The History of the Earth’s Magnetic Field Strength Over the Last Four Million Years: An Updated Global View

Dr. Lisa Tauxe

University of California, San Diego

In 1600, William Gilbert published the first book examining the Earth’s magnetic field from a global perspective.  He famously said, “The Earth itself is a great magnet”.  While this is mostly true there are significant departures from this simple bar magnet assumption. For example, the Earth’s magnetic field “flips” occasionally and other effects complicate our ability to track the motions of continents accurately.  If the magnetic field were like that of a simple bar magnet centered in the Earth and aligned with the spin axis (a geocentric axial dipole), the field strength would be twice as strong at the poles than at the equator. The present magnetic field has an North-South hemispheric asymmetry in field strength that appears to persist over at least 100,000 years.  Some modelling suggests that this asymmetry is only expected when the magnet bar magnet is strong (like today’s) and should disappear when the field is weaker (like it was, say, five million years ago).  To test this hypothesis, we require estimates of the ancient field strength from around the world from geologic records. This lecture will focus on how sediments and lava flows retain a record of the Earth’s magnetic field and what the results are from a global campaign to obtain data to address this problem.

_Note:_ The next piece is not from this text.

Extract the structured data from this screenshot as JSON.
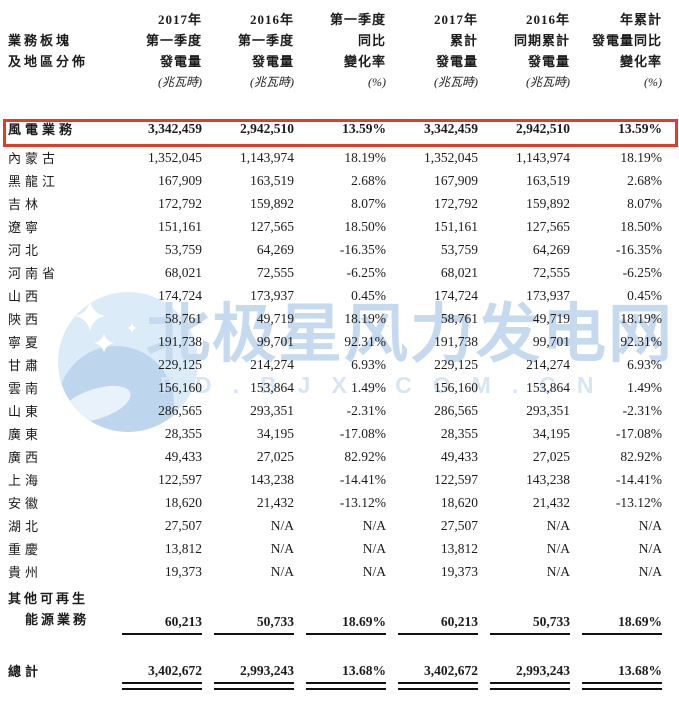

Dr. Lisa Tauxe  graduated with a Bachelor’s degree from Yale University in 1978, and with a Ph.D. degree from Columbia University in 1983.   She is a Fellow of the American Geophysical Union, the Geological Society of America, the American Association for the Advancement of Science and the European Geosciences Union.  She won the George P. Woolard Award and the Arthur L. Day Medal  from the Geological Society of America, the Franklin Medal from the Franklin Institute, the Petrus Perigrinus Medal from the European Geosciences Society, the Humboldt Prize from the Deutsche Forschungs Gemeinde, was elected to the National Academy of Sciences,  the American Academy of Arts and Sciences and the Chinese Academy of Sciences, as well as winning the John Adam Fleming Medal from the American Geophysical Union. Tauxe has authored or co-authored over 250 articles in peer-reviewed journals as well as two books on the subject of Rock and Paleomagnetism.  She founded and helps to maintain the widely used software for the rock and paleomagnetic community.   She served as president of the Geomagnetism/Paleomagnetism Section and as the General Secretary/Treasurer of the American Geophysical Union.  She is currently a Distinguished Professor, Emerita at the Scripps Institution of Oceanography, UC San Diego.